Presently there is no drywall, the room is just studs, insulation, speaker wire, hdmi's, lots of electrical outlets and a stapled blackout cloth screen.


Projector/screen?
On the opposite wall of the sink/bar area is the front wall with a 110" diy screen with BENQ 1080P 3D projector.


What is the Seating distance?
It is comfortable anywhere from 8.5' to 15.5'. The money spot is about 10' centered

Dedicated room with 4 walls and 1 double door?

Yes a dedicated room with no window and I have not bought a door yet, but left a 40"w opening 8'h at the center right side almost center of the 25' top of the 17x17 square.

Existing AVR: HK 2600 65w 7.1, clean some power, but no pre-outs. Was offered 200 bucks for it but not selling until I figure all this out.
Existing Power Amp Yamaha M-50 perfectly fine, but sitting in closet due to no pre-outs on reciever.

Existing speakers: Jamo S 426 HCS 3 WENGE 5-Piece they are 6ohms and take up too much space and this AVR seems to need 8ohms. I have a 3 yr old child so I need all equipment off the ground or under lock and key, no stands and no floor towers. The Jamos were a cheap temp solution and served their purpose.
Selling them.


Existing sub: JBL SUB-150 Selling it.


New Surrounds

Uninstalled 4 surrounds are some EAS-6W In-Wall/In-Ceiling Speakers.
I was thinking of putting 2 of these in the wall to the side and two in the soffitt behind me facing down or out for the rears.
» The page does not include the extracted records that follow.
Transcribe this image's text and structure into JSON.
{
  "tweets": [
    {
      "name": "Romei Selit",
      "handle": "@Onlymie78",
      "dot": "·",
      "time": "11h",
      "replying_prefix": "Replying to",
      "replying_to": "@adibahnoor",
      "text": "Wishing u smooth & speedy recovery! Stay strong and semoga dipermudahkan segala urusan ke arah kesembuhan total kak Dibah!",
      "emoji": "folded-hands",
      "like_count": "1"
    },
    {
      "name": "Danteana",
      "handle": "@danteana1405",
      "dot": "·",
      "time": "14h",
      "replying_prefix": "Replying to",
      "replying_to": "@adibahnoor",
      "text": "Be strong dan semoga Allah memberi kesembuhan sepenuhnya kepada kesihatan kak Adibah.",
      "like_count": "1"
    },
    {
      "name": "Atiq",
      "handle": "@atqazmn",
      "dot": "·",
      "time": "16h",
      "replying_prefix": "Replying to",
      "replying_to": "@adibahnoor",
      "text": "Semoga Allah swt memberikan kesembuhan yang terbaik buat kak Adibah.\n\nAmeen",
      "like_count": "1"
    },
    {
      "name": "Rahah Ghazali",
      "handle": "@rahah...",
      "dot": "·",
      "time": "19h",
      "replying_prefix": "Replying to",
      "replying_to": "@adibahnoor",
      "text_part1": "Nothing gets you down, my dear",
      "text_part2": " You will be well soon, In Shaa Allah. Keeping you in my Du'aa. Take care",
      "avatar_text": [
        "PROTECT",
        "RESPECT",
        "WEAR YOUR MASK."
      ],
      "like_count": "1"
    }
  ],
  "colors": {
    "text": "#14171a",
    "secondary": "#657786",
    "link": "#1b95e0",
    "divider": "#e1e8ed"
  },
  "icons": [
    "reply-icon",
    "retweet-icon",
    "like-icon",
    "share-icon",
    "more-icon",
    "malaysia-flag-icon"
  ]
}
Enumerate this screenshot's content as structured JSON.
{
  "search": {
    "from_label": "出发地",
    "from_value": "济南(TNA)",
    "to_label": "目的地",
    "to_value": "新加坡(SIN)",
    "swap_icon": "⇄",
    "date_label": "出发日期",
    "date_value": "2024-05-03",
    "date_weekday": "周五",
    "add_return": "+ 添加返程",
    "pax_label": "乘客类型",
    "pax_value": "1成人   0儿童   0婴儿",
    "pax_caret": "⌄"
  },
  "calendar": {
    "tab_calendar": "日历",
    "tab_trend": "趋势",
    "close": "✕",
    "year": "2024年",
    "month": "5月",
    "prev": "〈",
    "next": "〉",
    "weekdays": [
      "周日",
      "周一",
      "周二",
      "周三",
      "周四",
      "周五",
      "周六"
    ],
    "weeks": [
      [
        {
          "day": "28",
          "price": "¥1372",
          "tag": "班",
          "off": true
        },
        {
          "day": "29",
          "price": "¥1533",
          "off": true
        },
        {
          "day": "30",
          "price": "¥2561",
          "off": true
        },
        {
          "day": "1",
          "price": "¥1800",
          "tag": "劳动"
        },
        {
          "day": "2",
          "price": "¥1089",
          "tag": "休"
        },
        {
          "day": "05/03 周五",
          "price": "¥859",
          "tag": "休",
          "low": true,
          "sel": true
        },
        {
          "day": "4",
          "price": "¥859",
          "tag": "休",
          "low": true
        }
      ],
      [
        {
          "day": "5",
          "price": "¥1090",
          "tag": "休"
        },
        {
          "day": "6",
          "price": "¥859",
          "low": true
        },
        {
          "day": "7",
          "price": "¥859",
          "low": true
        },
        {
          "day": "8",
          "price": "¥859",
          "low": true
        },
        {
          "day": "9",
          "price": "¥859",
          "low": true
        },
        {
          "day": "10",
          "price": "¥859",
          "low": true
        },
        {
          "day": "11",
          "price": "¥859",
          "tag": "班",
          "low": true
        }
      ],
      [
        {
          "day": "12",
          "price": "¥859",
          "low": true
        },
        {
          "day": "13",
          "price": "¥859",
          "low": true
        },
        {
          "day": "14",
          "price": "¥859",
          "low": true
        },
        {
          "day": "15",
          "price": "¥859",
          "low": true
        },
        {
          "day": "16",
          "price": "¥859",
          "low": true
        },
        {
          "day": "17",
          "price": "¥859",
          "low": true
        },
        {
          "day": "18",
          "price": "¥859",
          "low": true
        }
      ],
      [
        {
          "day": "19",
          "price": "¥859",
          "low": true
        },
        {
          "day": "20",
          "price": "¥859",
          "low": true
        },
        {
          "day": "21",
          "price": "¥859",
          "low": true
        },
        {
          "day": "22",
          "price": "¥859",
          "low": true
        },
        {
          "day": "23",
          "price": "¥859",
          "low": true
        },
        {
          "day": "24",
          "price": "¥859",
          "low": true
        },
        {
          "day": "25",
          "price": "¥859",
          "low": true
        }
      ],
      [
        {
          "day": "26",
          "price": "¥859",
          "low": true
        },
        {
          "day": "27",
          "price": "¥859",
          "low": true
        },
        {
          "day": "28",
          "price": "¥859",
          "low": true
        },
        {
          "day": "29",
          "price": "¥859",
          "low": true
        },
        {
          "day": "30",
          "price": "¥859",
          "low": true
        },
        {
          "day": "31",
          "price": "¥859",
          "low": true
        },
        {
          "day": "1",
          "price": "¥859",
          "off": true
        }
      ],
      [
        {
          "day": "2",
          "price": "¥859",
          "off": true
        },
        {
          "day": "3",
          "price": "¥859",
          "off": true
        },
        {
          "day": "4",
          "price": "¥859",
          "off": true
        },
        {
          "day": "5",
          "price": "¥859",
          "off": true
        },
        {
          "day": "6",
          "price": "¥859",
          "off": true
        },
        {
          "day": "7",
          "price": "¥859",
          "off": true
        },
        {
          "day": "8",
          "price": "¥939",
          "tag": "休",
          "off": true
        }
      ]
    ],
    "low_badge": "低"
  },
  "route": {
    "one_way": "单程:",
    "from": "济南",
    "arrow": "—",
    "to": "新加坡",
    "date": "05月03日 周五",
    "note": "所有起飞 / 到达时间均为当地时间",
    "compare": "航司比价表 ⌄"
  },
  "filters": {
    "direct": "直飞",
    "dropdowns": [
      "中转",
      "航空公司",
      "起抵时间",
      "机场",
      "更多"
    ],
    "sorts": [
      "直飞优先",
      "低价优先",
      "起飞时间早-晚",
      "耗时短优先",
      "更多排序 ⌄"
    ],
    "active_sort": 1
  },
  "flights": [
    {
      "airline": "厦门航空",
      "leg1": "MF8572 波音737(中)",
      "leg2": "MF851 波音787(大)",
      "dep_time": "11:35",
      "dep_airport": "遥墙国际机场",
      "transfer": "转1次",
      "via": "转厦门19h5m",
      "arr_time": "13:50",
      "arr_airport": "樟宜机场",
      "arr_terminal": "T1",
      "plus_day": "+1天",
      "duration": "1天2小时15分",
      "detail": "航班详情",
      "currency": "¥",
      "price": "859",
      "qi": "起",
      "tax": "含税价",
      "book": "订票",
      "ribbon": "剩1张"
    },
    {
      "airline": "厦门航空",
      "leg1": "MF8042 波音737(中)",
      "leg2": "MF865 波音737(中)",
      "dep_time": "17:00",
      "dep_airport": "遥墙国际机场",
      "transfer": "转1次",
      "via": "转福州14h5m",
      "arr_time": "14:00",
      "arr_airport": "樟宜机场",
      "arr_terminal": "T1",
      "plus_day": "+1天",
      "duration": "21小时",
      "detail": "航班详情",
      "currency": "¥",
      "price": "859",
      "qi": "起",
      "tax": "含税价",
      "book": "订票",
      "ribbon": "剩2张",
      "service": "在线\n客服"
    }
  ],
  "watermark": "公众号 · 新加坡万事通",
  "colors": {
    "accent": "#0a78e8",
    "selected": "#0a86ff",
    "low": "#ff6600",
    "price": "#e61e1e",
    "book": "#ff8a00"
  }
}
I choose these because of the adjustable tweeter to aim from the soffitt and I got a fair deal.

Specs:
Impedance 8 ohms
Frequency Response 55Hz - 20Khz +/-3dB
Power Handling 100 Watts
Sensitivity 89dB
Tweeter 1" (25.4mm) Aluminum Dome
Mounting Depth 3.25" (82.55mm)
Dimensions 12.12" (30.8cm) H x 8.7" (22.1cm) W x 3.5" (8.9cm) D
Woofer 6.5" (16.5cm) Mica Filled Composite woofers w/ NBR/SBR surround
Crossover Point 2.2 kHz

My questions are:

Can someone make any suggestions for a matching front wall? A sub? And any last ideas for my theater room in general. I am trying to minimize mistakes and leave room to upgrade to a new receiver with pre-outs maybe next year.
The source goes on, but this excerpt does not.